There are many ways a person can improve their sex life if they have PD, such as:
Being open and honest with each other
Communication between partners is important if a person finds sex or intimacy difficult. A person should let their partner know how they feel and how PD is affecting their sex life.
If a person finds that they are struggling to communicate with their partner, they may want to speak with a therapist. The therapist can help the couple open up to each other and facilitate change.
Speaking with a doctor about medications
If a person suspects that their PD medication is affecting their sex life, they should speak to a doctor. A doctor may be able to change a person’s medication to something more suitable.
Additionally, a doctor may be able to prescribe medication that could help a person’s sexual function. This may include antidepressants or erectile dysfunction medication, such as sildenafil (Viagra).
Methods to try during sexual activity
Sexual experimentation can help a person with PD figure out what works best for them and their partner. Experimenting may involve:
- using lubricants during penetration
- trying different forms of simulation
- using sex toys
- trying new positions
- applying oils to the skin to reduce friction from tremors
- putting satin sheets on the bed to reduce friction
- trying new things, such as roleplaying or dressing up
- trying positions that reduce strain and discomfort
PD can affect a person’s ANS, mood, and dopamine levels. This can result in a person developing sex or intimacy challenges.
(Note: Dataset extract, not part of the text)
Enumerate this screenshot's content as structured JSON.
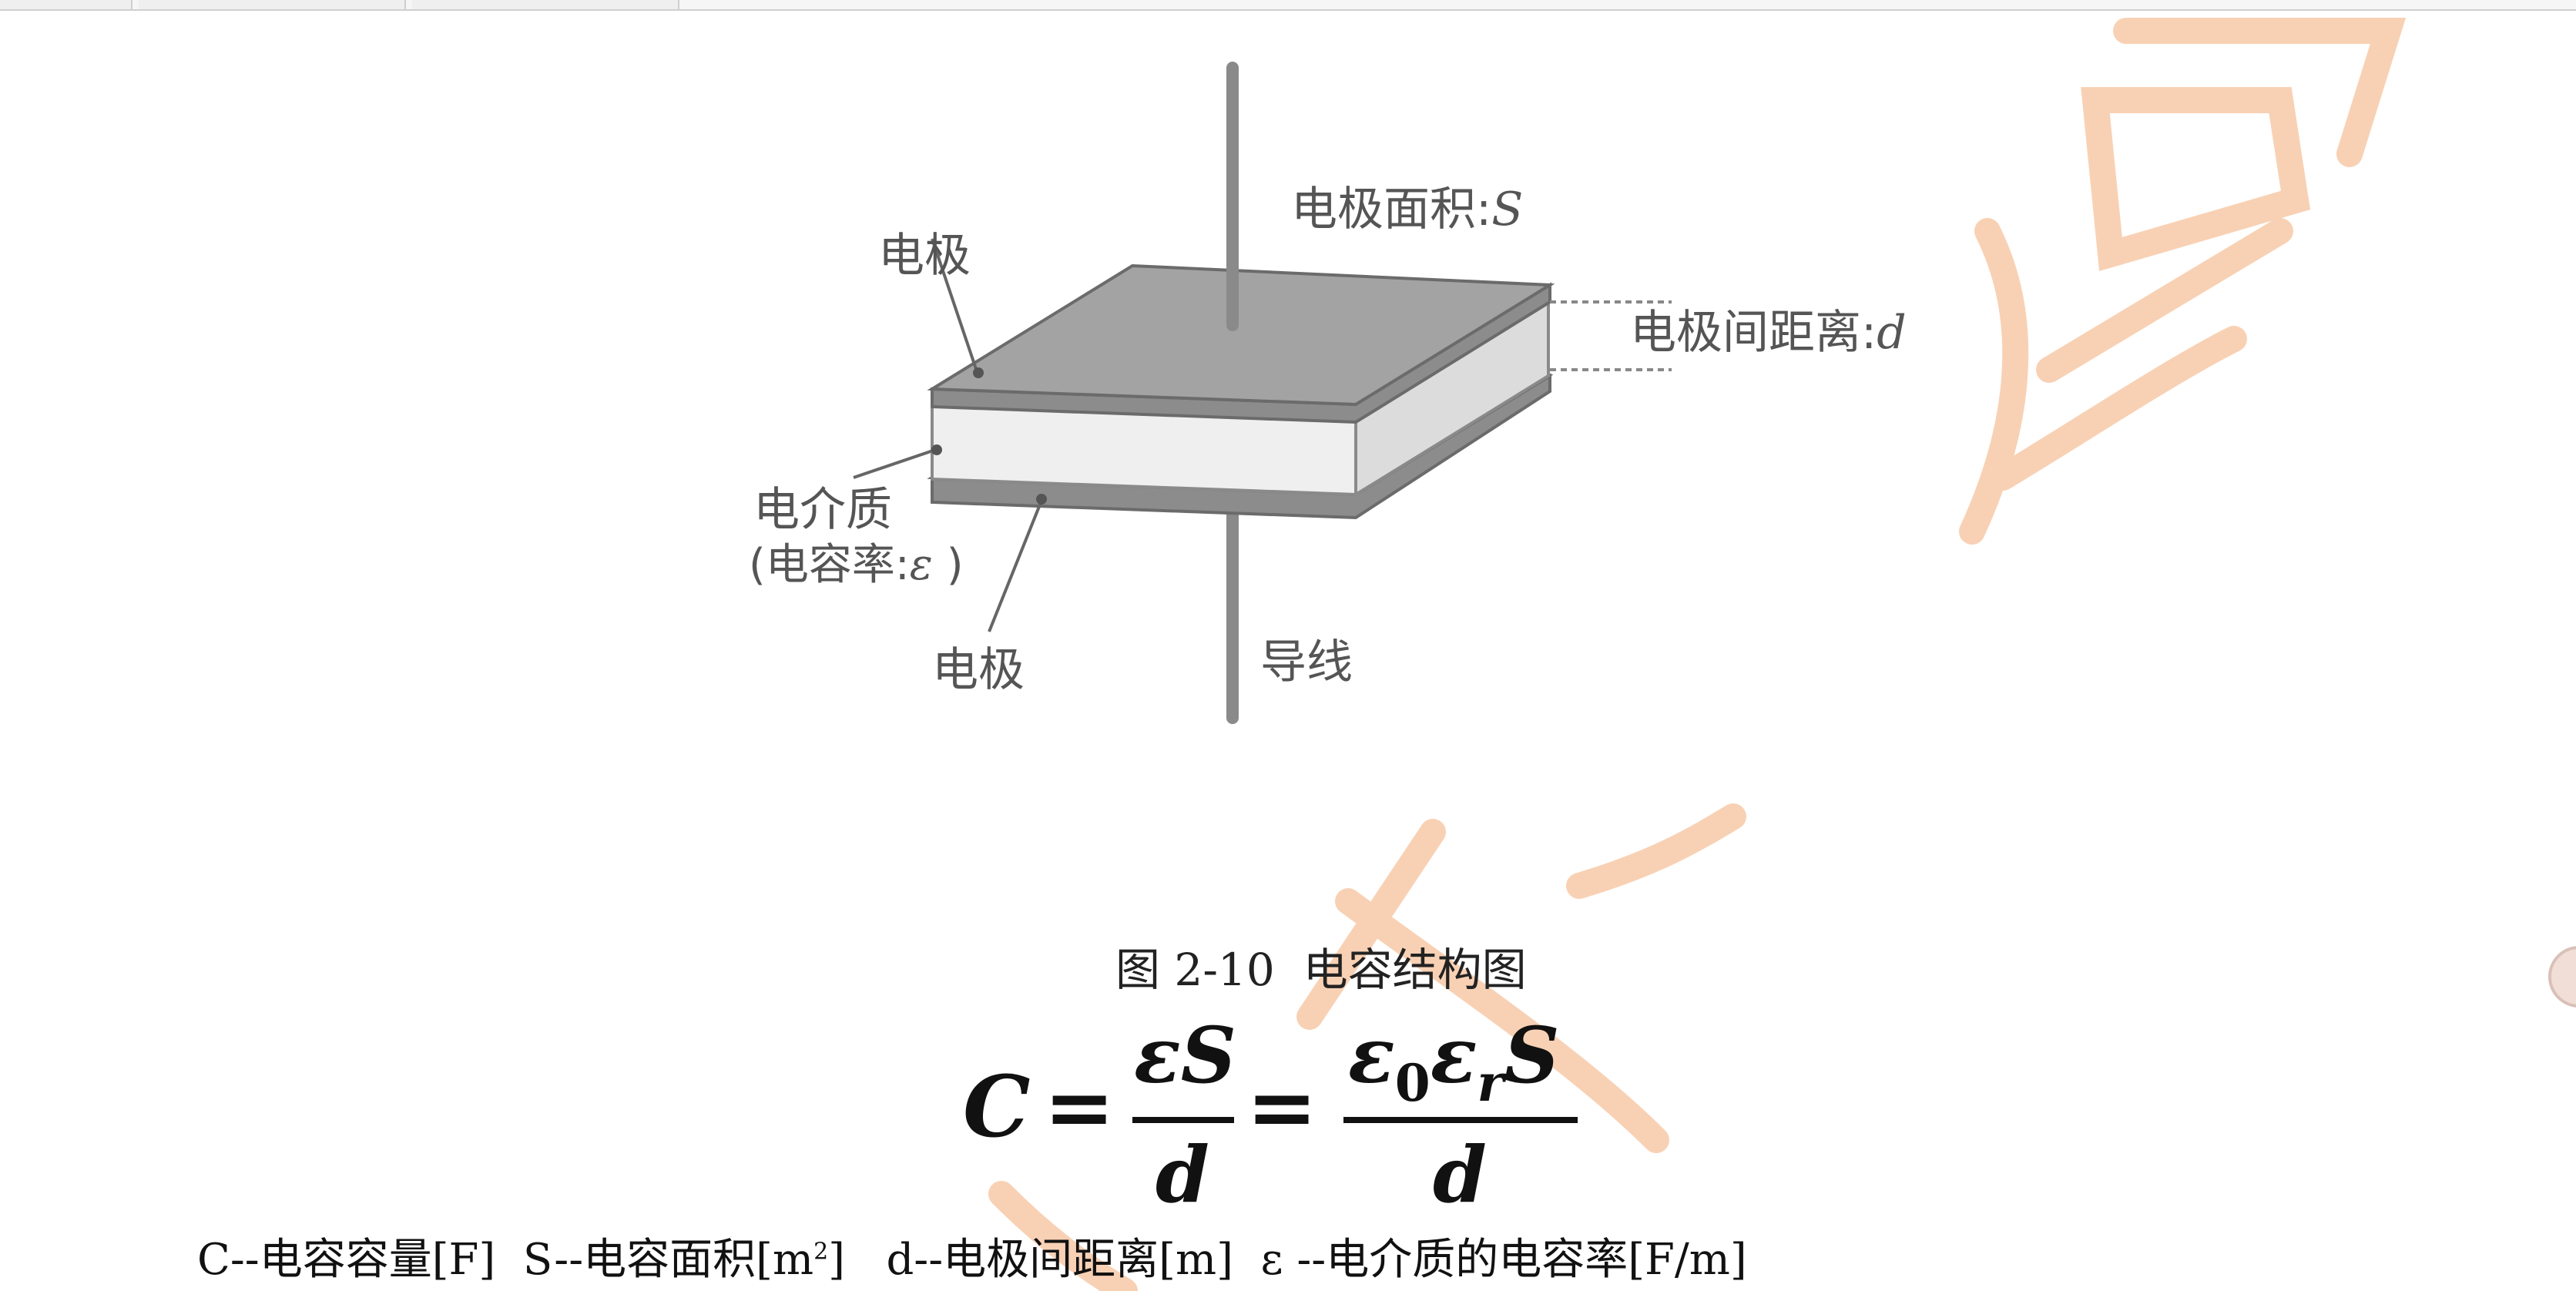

Certain factors, such as mobility issues, fatigue, or medications, can also reduce a person’s desire for sex.
PD can cause a person to develop erectile dysfunction, vaginal dryness, or lack of climax. These issues can have an impact on a person’s sex life.
Open and honest communication is important when dealing with sexual issues. If a person finds it hard to discuss their sexual problems with their partner, they should speak with a doctor or sex therapist.
There are many ways a person with PD can improve their sex life. If a person is concerned about their sexual problems, they should speak with a healthcare professional.